Posted Mar 05, 2009 10:45am EST by Aaron Task in Investing
Wednesday's rally is shaping up as another one-hit wonder. Stocks slid early Thursday amid renewed concerns about a possible GM bankruptcy and disappointment over no new stimulus from China.

In recent trading the Dow was down over 2%.

While the market remains very dicey, Liz Ann Sonders, chief investment strategist at Charles Schwab, says there are a few silver linings for investors:

  • The selling has become less indiscriminate: Whereas the September-November timeframe was characterized by "forced selling" due to mass deleveraging and redemptions from both hedge and mutual funds, the current environment is seeing more "fundamentally-based" selling.
  • Healthier technical underpinnings: Although major averages broke the November lows, the number of stocks making new 52-week lows and the level of volatility are down significantly since then. Of the S&P's 10 sectors, eight are actually outperforming in the index this year (industrials and financials being the huge laggards dragging down the index.)
  • Credit unfreeze: "The investment-grade segment of the credit market has generally positively diverged from the stock market at the same time credit issuance is surging," Sonders writes. "We believe, that credit conditions are improving-a notable difference compared to last fall."

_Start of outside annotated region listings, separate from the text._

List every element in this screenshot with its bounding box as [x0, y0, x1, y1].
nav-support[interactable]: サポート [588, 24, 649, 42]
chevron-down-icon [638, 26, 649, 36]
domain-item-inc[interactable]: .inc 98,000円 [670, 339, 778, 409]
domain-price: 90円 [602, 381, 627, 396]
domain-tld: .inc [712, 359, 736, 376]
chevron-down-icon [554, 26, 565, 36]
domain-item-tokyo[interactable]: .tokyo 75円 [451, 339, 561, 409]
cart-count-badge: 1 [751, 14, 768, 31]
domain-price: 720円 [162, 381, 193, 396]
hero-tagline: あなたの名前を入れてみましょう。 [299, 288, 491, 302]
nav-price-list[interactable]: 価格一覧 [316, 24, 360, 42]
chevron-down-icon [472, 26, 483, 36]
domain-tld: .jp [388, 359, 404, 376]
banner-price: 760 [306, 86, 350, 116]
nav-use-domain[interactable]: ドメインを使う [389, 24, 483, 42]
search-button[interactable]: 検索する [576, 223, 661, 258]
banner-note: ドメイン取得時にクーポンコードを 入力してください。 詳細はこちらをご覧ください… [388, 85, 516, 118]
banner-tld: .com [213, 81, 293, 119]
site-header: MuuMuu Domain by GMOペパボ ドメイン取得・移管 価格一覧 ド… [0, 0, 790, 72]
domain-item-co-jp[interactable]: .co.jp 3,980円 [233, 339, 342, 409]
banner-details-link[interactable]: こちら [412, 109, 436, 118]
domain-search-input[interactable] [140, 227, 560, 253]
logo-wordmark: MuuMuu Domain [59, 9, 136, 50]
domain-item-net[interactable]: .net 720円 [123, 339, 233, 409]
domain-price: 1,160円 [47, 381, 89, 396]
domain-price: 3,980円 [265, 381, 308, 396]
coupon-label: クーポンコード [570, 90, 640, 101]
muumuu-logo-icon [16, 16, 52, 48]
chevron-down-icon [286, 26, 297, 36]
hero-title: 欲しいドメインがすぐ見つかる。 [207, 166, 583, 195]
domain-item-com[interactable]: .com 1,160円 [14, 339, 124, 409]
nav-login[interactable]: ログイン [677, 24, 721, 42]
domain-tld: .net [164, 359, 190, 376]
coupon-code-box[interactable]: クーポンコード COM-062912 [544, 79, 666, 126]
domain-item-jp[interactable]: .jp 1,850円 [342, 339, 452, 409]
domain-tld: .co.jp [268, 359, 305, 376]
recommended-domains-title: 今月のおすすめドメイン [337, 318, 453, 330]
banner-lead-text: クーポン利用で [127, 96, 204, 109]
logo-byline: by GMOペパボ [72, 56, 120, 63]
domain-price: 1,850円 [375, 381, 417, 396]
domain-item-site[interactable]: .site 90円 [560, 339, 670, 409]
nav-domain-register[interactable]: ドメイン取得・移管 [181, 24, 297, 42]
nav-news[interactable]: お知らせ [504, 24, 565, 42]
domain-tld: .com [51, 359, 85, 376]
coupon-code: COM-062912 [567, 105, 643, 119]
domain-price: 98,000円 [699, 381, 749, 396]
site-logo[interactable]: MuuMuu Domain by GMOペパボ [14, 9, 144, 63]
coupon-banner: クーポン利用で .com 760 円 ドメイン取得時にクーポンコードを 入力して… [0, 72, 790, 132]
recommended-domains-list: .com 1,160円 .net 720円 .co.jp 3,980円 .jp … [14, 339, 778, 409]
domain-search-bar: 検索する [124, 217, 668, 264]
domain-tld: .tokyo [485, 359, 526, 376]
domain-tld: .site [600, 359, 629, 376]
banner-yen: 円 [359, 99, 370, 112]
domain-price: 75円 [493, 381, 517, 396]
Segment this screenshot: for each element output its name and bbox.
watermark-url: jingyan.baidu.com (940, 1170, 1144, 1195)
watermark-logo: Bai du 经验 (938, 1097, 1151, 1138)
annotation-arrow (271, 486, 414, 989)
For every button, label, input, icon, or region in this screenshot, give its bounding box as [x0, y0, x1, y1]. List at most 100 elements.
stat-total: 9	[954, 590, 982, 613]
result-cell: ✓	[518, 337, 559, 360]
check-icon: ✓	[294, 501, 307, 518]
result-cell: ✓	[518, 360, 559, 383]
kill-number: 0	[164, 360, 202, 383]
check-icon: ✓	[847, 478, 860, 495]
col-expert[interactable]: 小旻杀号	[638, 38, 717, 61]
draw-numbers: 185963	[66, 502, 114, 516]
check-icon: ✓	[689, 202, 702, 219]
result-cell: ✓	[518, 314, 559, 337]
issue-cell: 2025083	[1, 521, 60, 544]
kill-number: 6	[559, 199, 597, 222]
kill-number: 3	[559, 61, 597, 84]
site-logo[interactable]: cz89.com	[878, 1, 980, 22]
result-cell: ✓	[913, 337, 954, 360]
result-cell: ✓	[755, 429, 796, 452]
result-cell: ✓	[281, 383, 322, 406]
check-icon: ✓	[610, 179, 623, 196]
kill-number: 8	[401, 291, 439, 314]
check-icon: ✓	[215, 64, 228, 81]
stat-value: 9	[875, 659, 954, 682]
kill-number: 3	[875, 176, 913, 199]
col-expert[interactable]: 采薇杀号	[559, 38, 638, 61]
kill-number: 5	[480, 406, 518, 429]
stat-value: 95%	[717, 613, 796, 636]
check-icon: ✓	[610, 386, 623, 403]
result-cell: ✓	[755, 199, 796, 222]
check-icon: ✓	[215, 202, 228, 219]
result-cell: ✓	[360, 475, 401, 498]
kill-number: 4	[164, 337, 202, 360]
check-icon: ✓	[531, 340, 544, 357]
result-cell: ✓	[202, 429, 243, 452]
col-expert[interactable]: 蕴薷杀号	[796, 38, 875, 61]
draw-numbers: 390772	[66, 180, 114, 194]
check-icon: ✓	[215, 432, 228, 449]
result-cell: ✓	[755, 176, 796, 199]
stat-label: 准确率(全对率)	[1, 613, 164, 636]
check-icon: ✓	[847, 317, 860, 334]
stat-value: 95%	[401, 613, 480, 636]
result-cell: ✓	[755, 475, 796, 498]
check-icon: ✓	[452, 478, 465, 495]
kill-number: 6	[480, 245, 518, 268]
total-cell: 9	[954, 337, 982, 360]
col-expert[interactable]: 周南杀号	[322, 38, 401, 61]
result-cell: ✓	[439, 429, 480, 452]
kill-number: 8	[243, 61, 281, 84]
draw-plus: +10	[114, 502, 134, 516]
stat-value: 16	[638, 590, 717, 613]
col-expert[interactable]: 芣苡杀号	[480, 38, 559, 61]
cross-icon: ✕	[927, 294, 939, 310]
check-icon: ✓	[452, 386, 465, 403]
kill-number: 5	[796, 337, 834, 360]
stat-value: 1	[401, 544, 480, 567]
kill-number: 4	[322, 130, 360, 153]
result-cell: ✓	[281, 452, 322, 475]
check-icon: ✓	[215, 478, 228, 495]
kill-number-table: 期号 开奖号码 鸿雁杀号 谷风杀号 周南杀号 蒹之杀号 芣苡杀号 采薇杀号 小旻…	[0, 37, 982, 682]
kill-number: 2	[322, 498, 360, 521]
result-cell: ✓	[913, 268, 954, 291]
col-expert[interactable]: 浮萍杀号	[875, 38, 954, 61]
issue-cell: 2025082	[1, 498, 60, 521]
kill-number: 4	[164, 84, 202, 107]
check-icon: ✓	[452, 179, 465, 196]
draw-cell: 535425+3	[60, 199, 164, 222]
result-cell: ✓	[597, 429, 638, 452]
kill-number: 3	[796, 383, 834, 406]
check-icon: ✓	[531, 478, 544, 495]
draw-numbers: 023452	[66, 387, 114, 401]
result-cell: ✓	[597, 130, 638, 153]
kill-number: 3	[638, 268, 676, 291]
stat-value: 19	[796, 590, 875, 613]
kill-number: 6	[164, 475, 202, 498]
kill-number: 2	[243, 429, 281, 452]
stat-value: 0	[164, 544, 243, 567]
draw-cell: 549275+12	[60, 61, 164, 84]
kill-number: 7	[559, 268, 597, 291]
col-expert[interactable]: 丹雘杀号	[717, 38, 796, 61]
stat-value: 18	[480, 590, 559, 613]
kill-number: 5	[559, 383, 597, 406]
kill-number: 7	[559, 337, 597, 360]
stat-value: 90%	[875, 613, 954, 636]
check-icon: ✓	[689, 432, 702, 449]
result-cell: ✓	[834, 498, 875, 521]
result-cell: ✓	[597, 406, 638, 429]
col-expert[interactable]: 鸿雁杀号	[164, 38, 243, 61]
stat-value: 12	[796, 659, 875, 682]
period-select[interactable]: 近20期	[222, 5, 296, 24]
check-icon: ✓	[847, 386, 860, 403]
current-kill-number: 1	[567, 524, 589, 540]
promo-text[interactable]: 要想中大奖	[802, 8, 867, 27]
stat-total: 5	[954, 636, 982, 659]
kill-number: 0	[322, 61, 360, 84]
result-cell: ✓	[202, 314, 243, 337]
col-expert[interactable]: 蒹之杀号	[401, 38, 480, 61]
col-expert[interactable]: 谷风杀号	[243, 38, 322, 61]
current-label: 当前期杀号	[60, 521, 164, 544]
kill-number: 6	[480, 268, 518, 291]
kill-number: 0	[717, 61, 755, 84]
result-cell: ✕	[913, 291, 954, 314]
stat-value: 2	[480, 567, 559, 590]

Having said that, Sonders isn't making a "we've hit bottom" call and doesn't (ever) recommend investors try to time the market. She also disagrees with the "stocks are cheap" mantra of many, noting it's hard to bet on price-to-earnings valuations when both the "P" and the "E" are declining so rapidly.

Still, she's holding out hope for a 2002-03-type bottom and does not believe P/Es will go into the single-digits as long as we remain in an environment of disinflation.